Choosing Ethiopia

A couple of years ago, during some of the darkest times of the whole infertility journey, I remember calling my Dad (and bawling my eyes out) saying, "I keep giving this over to God and it is still so hard!" He asked me, "Would you be OK if God gave you a baby, but maybe through adoption." My immediate response was, "NO!" I didn't even entertain that thought, because I was so much about what I thought I needed, what I thought I wanted, and my plans.

It's hard to describe what has happened in the past 2 years, but God has totally been working on my heart. I had the opportunity to travel to Guatemala and the Dominican Republic during the past few years. There were several experiences that happened on those trips, where I felt God tugging on my heart to consider adoption. It was through holding a little baby in my arms in the Dominican, and having little kids in Guatemala sit on my lap, that God began to soften my heart.

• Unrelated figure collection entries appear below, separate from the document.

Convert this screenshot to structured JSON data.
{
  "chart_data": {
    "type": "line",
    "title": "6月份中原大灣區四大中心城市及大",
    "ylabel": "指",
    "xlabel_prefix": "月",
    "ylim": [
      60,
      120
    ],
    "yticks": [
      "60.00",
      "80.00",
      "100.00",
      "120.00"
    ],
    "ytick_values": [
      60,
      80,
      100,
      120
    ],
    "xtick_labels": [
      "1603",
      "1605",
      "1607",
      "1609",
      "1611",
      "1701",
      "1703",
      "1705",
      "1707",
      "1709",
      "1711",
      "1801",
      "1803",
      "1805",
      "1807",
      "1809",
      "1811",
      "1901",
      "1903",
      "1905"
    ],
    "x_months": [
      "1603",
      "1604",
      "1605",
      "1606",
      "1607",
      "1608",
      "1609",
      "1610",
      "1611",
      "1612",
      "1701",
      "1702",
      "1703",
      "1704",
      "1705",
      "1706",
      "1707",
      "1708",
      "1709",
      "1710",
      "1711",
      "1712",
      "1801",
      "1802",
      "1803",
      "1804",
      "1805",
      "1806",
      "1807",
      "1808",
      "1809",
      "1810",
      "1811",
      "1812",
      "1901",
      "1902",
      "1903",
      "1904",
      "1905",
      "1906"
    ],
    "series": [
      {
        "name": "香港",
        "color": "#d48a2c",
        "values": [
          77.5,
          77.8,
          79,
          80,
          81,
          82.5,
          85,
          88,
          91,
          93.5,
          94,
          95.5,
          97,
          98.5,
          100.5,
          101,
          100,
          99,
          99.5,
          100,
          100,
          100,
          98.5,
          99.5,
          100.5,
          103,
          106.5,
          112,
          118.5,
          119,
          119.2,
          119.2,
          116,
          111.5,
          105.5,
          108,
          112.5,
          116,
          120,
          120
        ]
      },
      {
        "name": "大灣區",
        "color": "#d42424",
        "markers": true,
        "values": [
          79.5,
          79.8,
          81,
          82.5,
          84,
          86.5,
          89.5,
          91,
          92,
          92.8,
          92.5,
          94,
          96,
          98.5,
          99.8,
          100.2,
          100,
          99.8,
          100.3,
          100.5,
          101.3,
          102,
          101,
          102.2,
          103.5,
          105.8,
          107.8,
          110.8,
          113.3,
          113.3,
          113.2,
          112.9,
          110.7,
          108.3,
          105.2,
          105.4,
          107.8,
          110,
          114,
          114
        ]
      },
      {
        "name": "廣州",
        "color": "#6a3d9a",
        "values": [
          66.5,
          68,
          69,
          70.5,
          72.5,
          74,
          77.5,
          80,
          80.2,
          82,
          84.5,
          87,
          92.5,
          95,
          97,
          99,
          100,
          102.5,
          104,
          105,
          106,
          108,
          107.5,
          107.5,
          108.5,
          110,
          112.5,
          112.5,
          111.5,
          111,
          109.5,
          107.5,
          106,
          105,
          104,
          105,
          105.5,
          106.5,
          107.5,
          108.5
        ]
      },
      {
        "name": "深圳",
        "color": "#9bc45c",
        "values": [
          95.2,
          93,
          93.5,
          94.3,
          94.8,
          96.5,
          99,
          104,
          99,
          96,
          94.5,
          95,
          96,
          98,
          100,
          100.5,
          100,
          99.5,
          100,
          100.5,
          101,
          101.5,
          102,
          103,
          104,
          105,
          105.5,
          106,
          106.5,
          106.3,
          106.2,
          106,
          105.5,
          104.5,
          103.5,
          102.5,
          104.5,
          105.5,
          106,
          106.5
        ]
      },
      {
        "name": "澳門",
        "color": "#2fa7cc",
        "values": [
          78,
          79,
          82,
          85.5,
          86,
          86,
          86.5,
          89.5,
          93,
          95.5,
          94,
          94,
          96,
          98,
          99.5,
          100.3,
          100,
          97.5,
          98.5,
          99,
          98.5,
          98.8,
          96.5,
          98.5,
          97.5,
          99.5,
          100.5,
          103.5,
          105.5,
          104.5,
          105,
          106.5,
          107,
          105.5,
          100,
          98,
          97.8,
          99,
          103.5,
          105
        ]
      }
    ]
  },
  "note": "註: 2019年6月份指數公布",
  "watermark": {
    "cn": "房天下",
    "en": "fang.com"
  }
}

When our third fertility procedure failed, we were faced with a decision...spend a lot of money on IVF (the next procedure available), or spend a lot of money on international adoption. After a lot of prayer and a lot of conversation, Nate and I decided to pursue international adoption, and in particular with a Latin American country. After a lot of research, calling a lot of agencies, the doors in Latin America seemed to be closed...once again "our plan" was not "the plan!"

We wanted to adopt in a third world country and began to pray about Ethiopia. It was such a change from Latin America, yet we felt a peace and excitement about it. It's a leap of faith for us because it's so completely "out of the plan." We have begun to imagine that little Ethiopian baby in our home, and we can't contain our excitement. Our love for Ethiopia is already growing!